Children in America are not used as propaganda, nor as pawns. A battle between Pence and Ritz, however nasty, should not, and must not, involve kids.

Yet, far too often, progressives put their children on the front lines of their battles, valuing the cause over the child. In 2011, a mother forced her son to ask then presidential candidate, former Texas Governor Rick Perry, about creationism and why he, “didn’t believe in science.”

At an Occupy Wall Street rally in Portland, Oregon, a mother laid her four year-old daughter on train tracks to help shut down the Port of Portland. She said it would be fine, because she believed in humanity and that, “I don’t think that any person driving a train is going to plow through a bunch of peaceful people with children.”

When adults use their children as shields, props or weapons, that belief in humanity lessens.

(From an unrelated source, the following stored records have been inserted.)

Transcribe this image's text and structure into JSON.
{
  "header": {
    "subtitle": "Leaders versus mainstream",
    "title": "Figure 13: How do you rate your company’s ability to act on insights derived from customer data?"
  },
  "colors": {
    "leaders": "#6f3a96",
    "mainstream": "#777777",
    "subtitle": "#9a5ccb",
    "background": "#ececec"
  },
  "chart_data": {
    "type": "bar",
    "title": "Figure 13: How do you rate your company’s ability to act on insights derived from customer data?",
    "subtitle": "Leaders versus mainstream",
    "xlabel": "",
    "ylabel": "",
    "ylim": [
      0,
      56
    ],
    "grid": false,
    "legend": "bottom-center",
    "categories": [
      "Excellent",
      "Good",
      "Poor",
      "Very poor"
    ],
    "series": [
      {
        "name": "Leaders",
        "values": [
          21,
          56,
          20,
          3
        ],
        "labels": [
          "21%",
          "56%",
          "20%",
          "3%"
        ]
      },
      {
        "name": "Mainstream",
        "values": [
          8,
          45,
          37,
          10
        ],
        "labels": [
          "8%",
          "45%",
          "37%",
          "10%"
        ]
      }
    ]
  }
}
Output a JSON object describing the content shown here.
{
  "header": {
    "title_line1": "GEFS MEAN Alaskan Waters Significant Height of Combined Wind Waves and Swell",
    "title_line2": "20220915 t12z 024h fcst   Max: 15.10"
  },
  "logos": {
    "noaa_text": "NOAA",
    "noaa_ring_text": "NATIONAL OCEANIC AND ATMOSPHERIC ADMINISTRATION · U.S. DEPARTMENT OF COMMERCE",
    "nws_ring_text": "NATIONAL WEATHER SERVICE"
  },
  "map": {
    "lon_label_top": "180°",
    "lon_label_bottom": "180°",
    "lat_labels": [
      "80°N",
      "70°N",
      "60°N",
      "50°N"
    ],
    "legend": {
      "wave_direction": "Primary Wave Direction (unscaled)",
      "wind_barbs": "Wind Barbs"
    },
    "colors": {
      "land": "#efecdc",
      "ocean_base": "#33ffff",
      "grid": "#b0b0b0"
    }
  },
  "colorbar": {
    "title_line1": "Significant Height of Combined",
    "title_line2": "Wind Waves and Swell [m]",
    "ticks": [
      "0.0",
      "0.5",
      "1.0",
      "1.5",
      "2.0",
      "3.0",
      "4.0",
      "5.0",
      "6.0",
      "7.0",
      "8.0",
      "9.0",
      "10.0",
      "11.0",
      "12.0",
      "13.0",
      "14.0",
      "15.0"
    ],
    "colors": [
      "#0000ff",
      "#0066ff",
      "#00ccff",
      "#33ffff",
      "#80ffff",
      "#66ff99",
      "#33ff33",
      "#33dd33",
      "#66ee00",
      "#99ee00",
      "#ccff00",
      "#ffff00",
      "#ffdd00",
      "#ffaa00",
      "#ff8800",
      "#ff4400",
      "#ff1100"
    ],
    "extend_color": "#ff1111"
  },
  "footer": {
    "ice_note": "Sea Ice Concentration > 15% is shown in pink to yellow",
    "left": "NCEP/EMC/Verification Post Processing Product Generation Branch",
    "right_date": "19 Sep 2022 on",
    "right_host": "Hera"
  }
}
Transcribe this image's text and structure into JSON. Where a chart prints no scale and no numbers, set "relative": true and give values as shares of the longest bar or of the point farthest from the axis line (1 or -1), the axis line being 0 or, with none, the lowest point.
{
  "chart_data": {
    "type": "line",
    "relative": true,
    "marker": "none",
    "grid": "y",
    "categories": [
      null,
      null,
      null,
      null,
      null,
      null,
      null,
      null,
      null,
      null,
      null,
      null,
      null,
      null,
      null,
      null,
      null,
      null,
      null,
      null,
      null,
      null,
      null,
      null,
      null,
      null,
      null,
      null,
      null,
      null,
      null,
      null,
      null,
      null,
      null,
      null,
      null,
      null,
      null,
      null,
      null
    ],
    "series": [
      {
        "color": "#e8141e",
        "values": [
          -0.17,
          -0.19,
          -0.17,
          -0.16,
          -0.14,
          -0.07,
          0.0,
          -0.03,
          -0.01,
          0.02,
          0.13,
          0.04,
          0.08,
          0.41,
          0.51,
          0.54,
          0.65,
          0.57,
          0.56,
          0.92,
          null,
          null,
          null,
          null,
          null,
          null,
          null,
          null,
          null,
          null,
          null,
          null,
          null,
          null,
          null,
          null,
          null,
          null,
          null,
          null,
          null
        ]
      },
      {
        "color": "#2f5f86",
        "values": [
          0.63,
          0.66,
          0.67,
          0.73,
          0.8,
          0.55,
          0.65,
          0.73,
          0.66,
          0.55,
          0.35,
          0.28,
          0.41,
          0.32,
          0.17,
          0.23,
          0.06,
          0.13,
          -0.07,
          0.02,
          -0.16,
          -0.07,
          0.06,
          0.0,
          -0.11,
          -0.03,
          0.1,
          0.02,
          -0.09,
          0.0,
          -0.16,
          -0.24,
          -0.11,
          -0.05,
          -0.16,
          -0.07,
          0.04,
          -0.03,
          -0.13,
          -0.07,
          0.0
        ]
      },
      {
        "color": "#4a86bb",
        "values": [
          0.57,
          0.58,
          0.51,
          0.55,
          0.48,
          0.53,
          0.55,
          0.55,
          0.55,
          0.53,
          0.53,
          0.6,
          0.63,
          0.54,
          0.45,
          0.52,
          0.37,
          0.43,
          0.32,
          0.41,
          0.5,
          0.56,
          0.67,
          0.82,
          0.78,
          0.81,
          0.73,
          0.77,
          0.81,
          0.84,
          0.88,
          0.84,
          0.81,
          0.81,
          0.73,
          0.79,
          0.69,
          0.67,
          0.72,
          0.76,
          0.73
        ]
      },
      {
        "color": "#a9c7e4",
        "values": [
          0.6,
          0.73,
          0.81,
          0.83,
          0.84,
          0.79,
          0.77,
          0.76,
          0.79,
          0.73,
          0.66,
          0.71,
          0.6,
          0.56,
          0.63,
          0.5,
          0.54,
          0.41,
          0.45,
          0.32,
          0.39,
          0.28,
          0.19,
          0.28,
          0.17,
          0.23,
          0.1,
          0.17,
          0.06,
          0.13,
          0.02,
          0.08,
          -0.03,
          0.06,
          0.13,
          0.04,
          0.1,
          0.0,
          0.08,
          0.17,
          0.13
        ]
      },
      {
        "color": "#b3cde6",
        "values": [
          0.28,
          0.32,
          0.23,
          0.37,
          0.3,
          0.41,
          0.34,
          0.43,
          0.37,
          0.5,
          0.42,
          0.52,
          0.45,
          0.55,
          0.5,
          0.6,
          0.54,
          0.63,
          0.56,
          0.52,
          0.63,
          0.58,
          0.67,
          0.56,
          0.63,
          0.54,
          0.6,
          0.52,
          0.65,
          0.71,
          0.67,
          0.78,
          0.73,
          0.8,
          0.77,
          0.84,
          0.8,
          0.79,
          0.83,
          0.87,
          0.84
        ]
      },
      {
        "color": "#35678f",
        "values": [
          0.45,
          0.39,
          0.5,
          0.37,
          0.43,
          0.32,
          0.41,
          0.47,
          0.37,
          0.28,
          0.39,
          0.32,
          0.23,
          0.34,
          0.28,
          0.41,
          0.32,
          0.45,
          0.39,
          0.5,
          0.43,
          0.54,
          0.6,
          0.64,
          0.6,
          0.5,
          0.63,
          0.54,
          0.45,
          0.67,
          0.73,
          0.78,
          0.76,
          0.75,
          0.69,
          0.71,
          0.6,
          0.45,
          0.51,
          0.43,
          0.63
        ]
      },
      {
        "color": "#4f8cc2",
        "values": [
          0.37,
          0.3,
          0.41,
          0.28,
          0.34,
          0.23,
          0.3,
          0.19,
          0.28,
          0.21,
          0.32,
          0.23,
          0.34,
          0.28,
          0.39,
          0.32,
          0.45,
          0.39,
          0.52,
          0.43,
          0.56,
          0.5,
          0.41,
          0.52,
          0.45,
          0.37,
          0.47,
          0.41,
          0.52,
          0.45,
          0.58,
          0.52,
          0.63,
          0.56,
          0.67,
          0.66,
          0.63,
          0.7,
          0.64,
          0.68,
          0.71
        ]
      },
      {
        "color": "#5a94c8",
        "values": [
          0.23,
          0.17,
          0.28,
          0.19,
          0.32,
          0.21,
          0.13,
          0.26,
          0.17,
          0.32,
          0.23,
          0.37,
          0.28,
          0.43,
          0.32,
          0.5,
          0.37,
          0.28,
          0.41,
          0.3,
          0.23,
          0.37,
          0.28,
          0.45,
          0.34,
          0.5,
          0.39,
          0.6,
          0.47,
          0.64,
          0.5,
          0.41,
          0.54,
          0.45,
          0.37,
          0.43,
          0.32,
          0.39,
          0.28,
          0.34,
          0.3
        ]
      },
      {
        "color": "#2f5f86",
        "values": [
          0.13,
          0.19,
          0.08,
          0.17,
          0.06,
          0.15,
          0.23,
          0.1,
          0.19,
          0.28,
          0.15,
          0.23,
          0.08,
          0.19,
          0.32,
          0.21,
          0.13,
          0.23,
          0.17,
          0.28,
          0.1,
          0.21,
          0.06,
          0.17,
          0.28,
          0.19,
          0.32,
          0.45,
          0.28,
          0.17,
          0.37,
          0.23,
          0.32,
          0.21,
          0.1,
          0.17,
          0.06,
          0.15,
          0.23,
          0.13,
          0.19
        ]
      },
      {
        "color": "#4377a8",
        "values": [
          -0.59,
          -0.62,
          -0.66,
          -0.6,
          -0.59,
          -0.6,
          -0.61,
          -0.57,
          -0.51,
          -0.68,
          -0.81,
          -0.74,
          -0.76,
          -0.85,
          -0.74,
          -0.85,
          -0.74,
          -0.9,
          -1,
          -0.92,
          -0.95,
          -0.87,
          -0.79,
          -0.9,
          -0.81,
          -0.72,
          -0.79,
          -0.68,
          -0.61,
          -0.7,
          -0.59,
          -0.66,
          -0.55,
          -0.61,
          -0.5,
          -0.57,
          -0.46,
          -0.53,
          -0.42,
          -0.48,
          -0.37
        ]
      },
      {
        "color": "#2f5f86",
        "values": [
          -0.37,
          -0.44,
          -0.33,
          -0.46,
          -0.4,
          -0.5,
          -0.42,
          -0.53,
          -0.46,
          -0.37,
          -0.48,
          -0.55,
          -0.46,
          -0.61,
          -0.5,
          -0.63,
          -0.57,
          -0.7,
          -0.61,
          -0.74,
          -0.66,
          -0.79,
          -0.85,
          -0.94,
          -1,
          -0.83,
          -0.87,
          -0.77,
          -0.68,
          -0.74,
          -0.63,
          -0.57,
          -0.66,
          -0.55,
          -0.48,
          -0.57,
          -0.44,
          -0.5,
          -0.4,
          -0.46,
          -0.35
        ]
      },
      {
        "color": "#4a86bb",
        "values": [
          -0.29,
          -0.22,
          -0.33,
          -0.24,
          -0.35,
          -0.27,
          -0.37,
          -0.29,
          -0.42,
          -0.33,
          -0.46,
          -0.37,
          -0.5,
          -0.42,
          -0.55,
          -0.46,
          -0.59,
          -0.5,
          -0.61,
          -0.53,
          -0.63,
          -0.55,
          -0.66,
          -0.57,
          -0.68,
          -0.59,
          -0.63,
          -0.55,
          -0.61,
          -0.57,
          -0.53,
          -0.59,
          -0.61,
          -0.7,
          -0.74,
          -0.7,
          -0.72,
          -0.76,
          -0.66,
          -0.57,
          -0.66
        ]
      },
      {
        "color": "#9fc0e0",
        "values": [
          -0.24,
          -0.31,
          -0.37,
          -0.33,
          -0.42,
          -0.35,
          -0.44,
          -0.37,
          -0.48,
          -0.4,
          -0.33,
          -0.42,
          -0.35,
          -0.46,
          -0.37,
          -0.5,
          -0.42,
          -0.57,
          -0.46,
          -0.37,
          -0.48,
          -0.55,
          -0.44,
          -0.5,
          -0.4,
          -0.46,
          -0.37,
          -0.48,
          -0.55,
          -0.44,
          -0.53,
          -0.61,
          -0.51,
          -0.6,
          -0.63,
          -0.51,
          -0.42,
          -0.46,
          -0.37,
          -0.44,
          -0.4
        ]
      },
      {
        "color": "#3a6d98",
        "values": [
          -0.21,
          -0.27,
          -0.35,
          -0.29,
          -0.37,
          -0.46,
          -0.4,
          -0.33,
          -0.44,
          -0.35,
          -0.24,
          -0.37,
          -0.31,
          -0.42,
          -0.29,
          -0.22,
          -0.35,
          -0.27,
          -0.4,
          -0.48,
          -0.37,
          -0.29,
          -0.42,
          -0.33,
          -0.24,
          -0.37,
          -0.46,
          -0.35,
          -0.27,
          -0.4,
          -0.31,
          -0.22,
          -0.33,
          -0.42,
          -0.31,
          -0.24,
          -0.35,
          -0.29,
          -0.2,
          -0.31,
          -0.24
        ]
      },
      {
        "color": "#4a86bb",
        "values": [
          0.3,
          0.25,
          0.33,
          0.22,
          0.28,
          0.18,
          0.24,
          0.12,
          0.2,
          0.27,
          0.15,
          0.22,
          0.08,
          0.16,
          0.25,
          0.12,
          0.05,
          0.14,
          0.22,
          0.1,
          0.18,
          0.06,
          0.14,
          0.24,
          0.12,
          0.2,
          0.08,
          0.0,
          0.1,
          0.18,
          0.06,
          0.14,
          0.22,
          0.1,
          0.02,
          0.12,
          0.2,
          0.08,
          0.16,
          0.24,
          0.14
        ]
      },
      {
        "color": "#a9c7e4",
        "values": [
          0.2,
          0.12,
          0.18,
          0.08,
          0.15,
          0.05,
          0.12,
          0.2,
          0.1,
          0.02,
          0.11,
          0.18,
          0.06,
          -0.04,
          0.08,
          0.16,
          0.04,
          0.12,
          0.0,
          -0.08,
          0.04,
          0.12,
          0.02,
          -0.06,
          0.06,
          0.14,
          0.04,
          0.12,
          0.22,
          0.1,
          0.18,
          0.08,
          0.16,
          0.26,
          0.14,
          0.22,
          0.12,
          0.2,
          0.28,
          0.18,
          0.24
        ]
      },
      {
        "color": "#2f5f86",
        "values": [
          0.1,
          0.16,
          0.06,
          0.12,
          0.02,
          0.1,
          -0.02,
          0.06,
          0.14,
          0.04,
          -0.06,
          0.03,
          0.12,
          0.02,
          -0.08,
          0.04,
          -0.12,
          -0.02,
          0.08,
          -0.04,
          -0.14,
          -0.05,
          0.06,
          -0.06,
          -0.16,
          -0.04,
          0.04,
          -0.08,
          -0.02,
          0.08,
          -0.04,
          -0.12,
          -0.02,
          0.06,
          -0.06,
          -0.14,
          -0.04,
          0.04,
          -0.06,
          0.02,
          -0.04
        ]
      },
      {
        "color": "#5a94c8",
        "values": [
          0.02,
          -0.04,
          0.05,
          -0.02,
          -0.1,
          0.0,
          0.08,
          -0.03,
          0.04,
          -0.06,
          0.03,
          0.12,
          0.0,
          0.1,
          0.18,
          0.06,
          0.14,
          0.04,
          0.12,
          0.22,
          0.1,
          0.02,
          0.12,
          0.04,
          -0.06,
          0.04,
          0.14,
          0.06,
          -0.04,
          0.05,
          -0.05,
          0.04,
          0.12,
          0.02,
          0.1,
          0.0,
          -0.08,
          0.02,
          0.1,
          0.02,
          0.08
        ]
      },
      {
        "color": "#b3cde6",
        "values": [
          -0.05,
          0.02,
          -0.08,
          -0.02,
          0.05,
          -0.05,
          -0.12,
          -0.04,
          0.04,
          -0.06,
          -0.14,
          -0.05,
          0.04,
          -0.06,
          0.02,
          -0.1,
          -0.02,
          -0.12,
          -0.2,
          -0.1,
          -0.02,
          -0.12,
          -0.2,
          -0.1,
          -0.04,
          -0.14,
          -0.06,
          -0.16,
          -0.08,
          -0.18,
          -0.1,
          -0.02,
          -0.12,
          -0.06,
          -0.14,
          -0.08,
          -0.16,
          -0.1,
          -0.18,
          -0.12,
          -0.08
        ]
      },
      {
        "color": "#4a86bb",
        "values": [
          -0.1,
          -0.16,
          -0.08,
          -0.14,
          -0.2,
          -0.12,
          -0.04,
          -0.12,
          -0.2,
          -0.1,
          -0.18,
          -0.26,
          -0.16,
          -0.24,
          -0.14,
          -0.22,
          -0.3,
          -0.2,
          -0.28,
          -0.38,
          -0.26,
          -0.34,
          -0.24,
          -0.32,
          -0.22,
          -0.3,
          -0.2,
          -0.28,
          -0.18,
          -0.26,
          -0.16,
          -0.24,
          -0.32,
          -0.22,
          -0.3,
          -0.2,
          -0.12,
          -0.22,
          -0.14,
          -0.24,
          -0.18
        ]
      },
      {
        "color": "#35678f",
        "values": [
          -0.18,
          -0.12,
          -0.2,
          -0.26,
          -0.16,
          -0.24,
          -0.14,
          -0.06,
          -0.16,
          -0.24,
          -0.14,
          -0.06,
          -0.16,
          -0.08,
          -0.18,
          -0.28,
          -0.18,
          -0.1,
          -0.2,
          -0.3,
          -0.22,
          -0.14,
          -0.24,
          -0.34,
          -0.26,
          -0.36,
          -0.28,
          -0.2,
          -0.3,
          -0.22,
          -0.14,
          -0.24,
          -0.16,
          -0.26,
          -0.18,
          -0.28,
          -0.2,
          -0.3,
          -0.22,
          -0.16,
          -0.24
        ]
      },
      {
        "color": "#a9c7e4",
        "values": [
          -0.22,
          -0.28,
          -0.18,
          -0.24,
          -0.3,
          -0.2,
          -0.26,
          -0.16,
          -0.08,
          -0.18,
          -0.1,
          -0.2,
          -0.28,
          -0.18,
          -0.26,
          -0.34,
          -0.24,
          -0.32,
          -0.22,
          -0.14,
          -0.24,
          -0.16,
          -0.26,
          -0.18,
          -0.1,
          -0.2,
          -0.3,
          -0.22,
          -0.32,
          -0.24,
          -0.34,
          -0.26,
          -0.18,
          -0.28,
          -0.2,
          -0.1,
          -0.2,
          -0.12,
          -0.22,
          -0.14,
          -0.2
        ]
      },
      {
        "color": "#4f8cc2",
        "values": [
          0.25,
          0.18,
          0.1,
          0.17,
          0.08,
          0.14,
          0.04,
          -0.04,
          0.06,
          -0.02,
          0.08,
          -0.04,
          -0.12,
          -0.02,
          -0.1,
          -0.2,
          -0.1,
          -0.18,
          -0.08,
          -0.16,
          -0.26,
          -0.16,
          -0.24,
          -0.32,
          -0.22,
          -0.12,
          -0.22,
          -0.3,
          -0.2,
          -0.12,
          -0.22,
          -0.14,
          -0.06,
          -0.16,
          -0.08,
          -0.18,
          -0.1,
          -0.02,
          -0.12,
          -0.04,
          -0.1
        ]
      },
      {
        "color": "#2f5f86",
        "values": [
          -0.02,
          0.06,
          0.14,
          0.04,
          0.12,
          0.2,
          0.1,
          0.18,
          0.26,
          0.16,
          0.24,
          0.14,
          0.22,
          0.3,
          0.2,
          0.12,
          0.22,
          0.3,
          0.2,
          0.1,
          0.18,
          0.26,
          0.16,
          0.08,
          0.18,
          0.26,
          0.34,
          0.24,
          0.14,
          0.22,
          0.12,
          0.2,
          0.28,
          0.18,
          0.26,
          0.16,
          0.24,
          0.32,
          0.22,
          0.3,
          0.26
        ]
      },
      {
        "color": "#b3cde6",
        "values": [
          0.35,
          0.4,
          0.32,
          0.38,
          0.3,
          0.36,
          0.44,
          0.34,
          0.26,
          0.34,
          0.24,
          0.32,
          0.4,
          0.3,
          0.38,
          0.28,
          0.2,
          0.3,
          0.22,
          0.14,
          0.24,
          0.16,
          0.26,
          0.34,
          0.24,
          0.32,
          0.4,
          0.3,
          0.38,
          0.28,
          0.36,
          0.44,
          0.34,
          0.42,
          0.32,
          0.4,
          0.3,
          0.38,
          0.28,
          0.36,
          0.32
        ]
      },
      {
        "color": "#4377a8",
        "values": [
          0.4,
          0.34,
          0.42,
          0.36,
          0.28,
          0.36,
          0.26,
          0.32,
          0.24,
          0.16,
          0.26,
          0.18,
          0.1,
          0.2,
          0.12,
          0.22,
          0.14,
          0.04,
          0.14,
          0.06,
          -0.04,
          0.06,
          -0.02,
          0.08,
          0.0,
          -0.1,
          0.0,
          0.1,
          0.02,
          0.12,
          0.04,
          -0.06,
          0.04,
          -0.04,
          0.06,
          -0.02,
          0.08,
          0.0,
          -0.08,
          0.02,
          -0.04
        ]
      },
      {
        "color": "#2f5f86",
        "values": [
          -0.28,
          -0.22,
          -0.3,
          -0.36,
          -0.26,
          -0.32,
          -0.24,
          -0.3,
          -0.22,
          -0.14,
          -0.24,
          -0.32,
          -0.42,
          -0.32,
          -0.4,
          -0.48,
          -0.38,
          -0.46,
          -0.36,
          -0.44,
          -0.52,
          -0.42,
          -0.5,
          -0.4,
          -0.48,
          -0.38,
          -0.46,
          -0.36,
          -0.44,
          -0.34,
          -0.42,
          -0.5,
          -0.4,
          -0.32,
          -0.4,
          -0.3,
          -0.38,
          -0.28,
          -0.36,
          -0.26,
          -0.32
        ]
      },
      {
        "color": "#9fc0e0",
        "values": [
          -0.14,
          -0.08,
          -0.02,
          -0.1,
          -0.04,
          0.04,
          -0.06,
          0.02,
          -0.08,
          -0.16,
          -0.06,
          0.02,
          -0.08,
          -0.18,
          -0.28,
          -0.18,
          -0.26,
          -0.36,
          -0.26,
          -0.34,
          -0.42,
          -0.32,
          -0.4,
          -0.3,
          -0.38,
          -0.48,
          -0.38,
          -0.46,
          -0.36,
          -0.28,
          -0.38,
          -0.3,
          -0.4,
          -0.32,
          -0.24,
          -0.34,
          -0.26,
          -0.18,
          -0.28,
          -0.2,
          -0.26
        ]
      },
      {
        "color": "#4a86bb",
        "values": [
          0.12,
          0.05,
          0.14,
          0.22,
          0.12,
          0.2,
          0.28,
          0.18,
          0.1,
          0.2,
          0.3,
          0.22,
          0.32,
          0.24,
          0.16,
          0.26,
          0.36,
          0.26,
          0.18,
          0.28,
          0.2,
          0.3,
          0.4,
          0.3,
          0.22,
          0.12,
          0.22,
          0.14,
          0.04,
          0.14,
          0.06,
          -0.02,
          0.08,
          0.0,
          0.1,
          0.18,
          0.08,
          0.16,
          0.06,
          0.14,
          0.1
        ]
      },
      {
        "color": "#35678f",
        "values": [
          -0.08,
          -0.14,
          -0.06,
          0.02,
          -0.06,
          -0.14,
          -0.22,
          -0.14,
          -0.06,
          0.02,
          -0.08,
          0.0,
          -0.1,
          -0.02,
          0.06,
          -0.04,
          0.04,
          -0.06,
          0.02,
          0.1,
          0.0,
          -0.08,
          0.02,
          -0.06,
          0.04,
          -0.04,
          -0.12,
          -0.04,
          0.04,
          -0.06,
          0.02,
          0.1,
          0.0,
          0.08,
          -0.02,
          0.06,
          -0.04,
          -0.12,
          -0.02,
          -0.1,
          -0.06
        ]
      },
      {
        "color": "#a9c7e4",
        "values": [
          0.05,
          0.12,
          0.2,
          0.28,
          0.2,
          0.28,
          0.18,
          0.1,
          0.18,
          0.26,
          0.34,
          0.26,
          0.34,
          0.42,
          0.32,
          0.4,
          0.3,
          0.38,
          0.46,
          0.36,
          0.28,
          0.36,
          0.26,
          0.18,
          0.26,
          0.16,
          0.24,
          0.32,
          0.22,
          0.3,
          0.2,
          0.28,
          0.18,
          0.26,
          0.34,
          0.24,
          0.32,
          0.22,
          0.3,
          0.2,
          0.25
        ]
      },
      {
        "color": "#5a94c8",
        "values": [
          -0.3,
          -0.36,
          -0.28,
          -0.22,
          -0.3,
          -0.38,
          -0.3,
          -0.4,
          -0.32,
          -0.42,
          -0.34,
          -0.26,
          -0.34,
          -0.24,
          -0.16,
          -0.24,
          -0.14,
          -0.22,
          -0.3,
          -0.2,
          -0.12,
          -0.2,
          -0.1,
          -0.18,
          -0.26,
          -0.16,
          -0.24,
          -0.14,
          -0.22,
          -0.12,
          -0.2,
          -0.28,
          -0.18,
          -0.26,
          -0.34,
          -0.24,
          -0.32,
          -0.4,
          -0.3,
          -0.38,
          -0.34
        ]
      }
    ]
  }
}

Now, a teacher who is supposed to be trusted with the welfare of our children is using them for political purposes; to make her job easier, and wholly unaccountable to the people who pay her salary.

According to the New Castle school district code of ethics, “Professional employees are expected to “refrain from using their position or public property, or permitting another person to use an employee’s position or public property, for partisan political or sectarian religious purposes.”

These 11 year-old students were not just used for political purposes, they were abused for political purposes. No one believes these kids weren’t coached, or, more to the point, told what to write. It cannot be tolerated.